Argentinian President Javier Milei has declared that his country’s embassy in Israel will be relocated to Jerusalem, and that he is working on designating Hamas as a terrorist organisation. In his first official visit abroad since being sworn into office in December, the president pledged solidarity with Israel in its fight to eliminate the Hamas terror group. His trip also sent a political message to Western nations that have failed to recognise Israel’s right to defend itself.
Milei, who was elected on a libertarian platform in last year’s elections, and has been likened to Donald Trump, is indeed following in the footsteps of the former U.S. President by siding unequivocally with Israel which has been fighting Hamas for four months after the terrorist group brutally killed 1,200 Israeli civilians on October 7th.
Arriving in Israel on Tuesday, February 6th, Javier Milei declared:
I am keeping my promise to have my first diplomatic visit to Israel. I’m here to convey my support of Israel against Hamas terrorists, my support for the people of Israel who have the right to self-defence. Obviously, my plan is to move the embassy to western Jerusalem.
Relocating the embassy to Jerusalem would be a recognition that the city is the capital of Israel, a similar move to that made by Donald Trump in 2018 when the U.S. embassy was relocated from Tel Aviv to Jerusalem.
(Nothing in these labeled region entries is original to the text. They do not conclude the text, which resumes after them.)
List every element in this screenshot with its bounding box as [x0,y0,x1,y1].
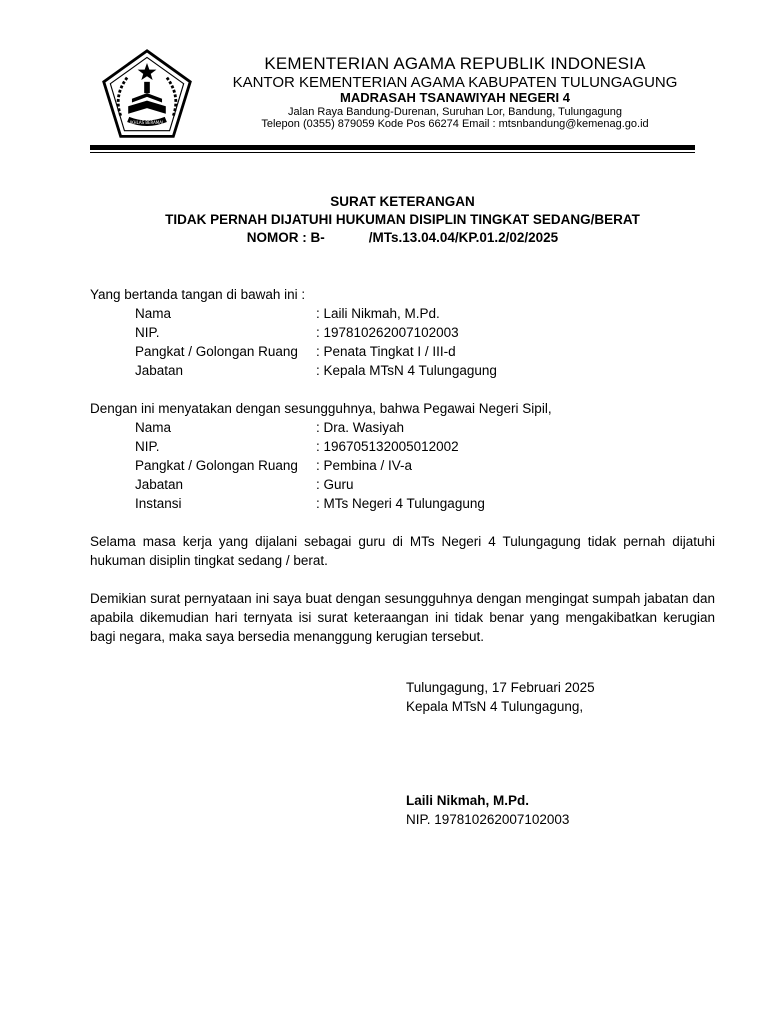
signer-details [135,304,497,380]
school-name: MADRASAH TSANAWIYAH NEGERI 4 [340,89,570,105]
title-line-2: TIDAK PERNAH DIJATUHI HUKUMAN DISIPLIN TINGKAT SEDANG/BERAT [165,212,640,227]
letter-title [90,193,715,247]
table-row: NIP. : 196705132005012002 [135,439,459,454]
title-line-1: SURAT KETERANGAN [330,194,475,209]
employee-intro: Dengan ini menyatakan dengan sesungguhnya, bahwa Pegawai Negeri Sipil, [90,401,552,416]
table-row: Nama : Laili Nikmah, M.Pd. [135,306,440,321]
signer-position: Kepala MTsN 4 Tulungagung, [406,699,584,714]
signature-block [406,678,595,829]
header-divider-thick [90,145,695,150]
signer-name: Laili Nikmah, M.Pd. [406,793,530,808]
letter-body [90,285,715,646]
kemenag-logo-icon [100,48,194,142]
ministry-name: KEMENTERIAN AGAMA REPUBLIK INDONESIA [264,54,646,73]
office-name: KANTOR KEMENTERIAN AGAMA KABUPATEN TULUNGAGUNG [232,73,678,91]
signer-nip: NIP. 197810262007102003 [406,812,570,827]
statement-paragraph: Selama masa kerja yang dijalani sebagai guru di MTs Negeri 4 Tulungagung tidak pernah dijatuhi hukuman disiplin tingkat sedang / berat. [90,534,715,568]
table-row: Jabatan : Kepala MTsN 4 Tulungagung [135,363,497,378]
table-row: Jabatan : Guru [135,477,354,492]
table-row: Nama : Dra. Wasiyah [135,420,405,435]
closing-paragraph: Demikian surat pernyataan ini saya buat dengan sesungguhnya dengan mengingat sumpah jabatan dan apabila dikemudian hari ternyata isi surat keteraangan ini tidak benar yang mengakibatkan kerugian bagi negara, maka saya bersedia menanggung kerugian tersebut. [90,591,715,644]
letterhead [210,54,700,131]
signer-intro: Yang bertanda tangan di bawah ini : [90,287,306,302]
contact-info: Telepon (0355) 879059 Kode Pos 66274 Email : mtsnbandung@kemenag.go.id [261,118,649,131]
table-row: Pangkat / Golongan Ruang : Penata Tingkat I / III-d [135,344,456,359]
address: Jalan Raya Bandung-Durenan, Suruhan Lor, Bandung, Tulungagung [288,105,622,118]
employee-details [135,418,485,513]
table-row: Instansi : MTs Negeri 4 Tulungagung [135,496,485,511]
table-row: NIP. : 197810262007102003 [135,325,459,340]
table-row: Pangkat / Golongan Ruang : Pembina / IV-a [135,458,413,473]
svg-text:IKHLAS BERAMAL: IKHLAS BERAMAL [129,120,165,126]
place-date: Tulungagung, 17 Februari 2025 [406,680,595,695]
letter-number: NOMOR : B- /MTs.13.04.04/KP.01.2/02/2025 [246,230,559,245]
header-divider-thin [90,152,695,153]
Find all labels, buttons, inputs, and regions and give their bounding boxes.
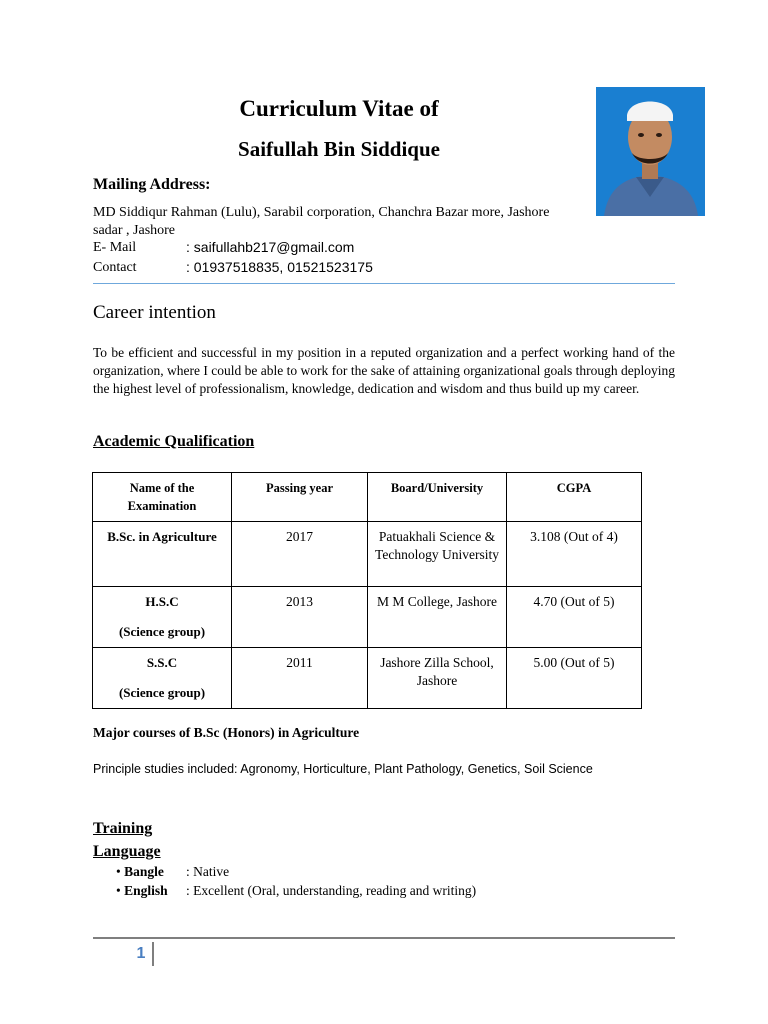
mailing-address-heading: Mailing Address: xyxy=(93,176,211,193)
table-row xyxy=(93,648,642,709)
board-university: Jashore Zilla School, Jashore xyxy=(368,648,507,709)
career-intention-heading: Career intention xyxy=(93,302,216,323)
address-line-2: sadar , Jashore xyxy=(93,223,176,238)
cv-name: Saifullah Bin Siddique xyxy=(238,137,440,161)
language-item xyxy=(116,864,164,880)
profile-photo xyxy=(596,87,705,216)
email-label: E- Mail xyxy=(93,240,137,255)
table-row xyxy=(93,522,642,587)
email-value: : saifullahb217@gmail.com xyxy=(186,239,355,255)
bullet-icon: • xyxy=(116,883,121,898)
passing-year: 2013 xyxy=(232,587,368,648)
column-header: CGPA xyxy=(507,473,642,522)
table-header-row xyxy=(93,473,642,522)
cgpa: 3.108 (Out of 4) xyxy=(507,522,642,587)
page-number: 1 xyxy=(130,942,154,966)
table-row xyxy=(93,587,642,648)
address-line-1: MD Siddiqur Rahman (Lulu), Sarabil corporation, Chanchra Bazar more, Jashore xyxy=(93,205,550,220)
exam-name: S.S.C (Science group) xyxy=(93,648,232,709)
major-courses-text: Principle studies included: Agronomy, Horticulture, Plant Pathology, Genetics, Soil Science xyxy=(93,762,593,776)
academic-table xyxy=(92,472,642,709)
board-university: M M College, Jashore xyxy=(368,587,507,648)
header-divider xyxy=(93,283,675,284)
career-intention-text: To be efficient and successful in my position in a reputed organization and a perfect working hand of the organization, where I could be able to work for the sake of attaining organizational goals through deploying the highest level of professionalism, knowledge, dedication and wisdom and thus build up my career. xyxy=(93,345,675,396)
board-university: Patuakhali Science & Technology University xyxy=(368,522,507,587)
footer-divider xyxy=(93,937,675,939)
column-header: Board/University xyxy=(368,473,507,522)
mailing-address xyxy=(93,204,593,240)
exam-name: H.S.C (Science group) xyxy=(93,587,232,648)
column-header: Name of the Examination xyxy=(93,473,232,522)
language-name: Bangle xyxy=(124,864,164,879)
language-level: : Native xyxy=(186,864,230,879)
passing-year: 2017 xyxy=(232,522,368,587)
contact-value: : 01937518835, 01521523175 xyxy=(186,259,373,275)
cgpa: 4.70 (Out of 5) xyxy=(507,587,642,648)
language-name: English xyxy=(124,883,168,898)
person-portrait-icon xyxy=(596,87,705,216)
academic-qualification-heading: Academic Qualification xyxy=(93,433,255,450)
cv-title: Curriculum Vitae of xyxy=(239,96,439,121)
language-item xyxy=(116,883,168,899)
column-header: Passing year xyxy=(232,473,368,522)
passing-year: 2011 xyxy=(232,648,368,709)
major-courses-heading: Major courses of B.Sc (Honors) in Agriculture xyxy=(93,725,360,740)
exam-name: B.Sc. in Agriculture xyxy=(93,522,232,587)
training-heading: Training xyxy=(93,820,153,837)
bullet-icon: • xyxy=(116,864,121,879)
language-heading: Language xyxy=(93,843,161,860)
language-level: : Excellent (Oral, understanding, reading and writing) xyxy=(186,883,477,898)
contact-label: Contact xyxy=(93,260,137,275)
cgpa: 5.00 (Out of 5) xyxy=(507,648,642,709)
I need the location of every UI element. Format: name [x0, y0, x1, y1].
At the creation of the state of Israel, the city was divided between the Israelis in the west and the Kingdom of Jordan in the east. Israel gained control of the entire city during the Six-Day War in 1967, and regards the entire city as its indivisible capital. Jerusalem has been under Israeli authority ever since, but Palestinians claim the eastern part as the capital for their hoped-for future state. Currently, only the United States, Guatemala, Honduras, Papua New Guinea and Kosovo have embassies in Jerusalem. Some other countries, including Hungary and the Czech Republic, have embassy branches in the capital. All other embassies are located in Tel Aviv.
The status of Jerusalem—home to Jewish, Christian, and Muslim holy sites—remains one of the core issues in Israeli-Palestinian relations. The United Nations does not recognize the legality of Israeli sovereignty over Jerusalem, and considers East Jerusalem as occupied Palestinian territory. Israel maintains its primary governmental institutions in the city, yet almost all the countries in the world have been unwilling to recognise it as Israel’s capital. Argentina’s decision is therefore of great symbolic significance.
Holding talks with Javier Milei on Wednesday, Israeli Prime Minister Benjamin Netanyahu thanked the Argentinian president for announcing his intention to declare Hamas a terrorist organisation and for his decision to recognise Jerusalem as Israel’s capital.
Milei also met Israeli President Isaac Herzog, whom he told:
We condemn not only Hamas’ terrorist actions but also expressed our solidarity with the State of Israel and continue to support Israel’s legitimate right to self-defence.
Visiting Yad Vashem, Israel’s Holocaust memorial in Jerusalem on Wednesday, Javier Milei called Hamas “the face of modern Nazism,” and urged the free world to raise its voice.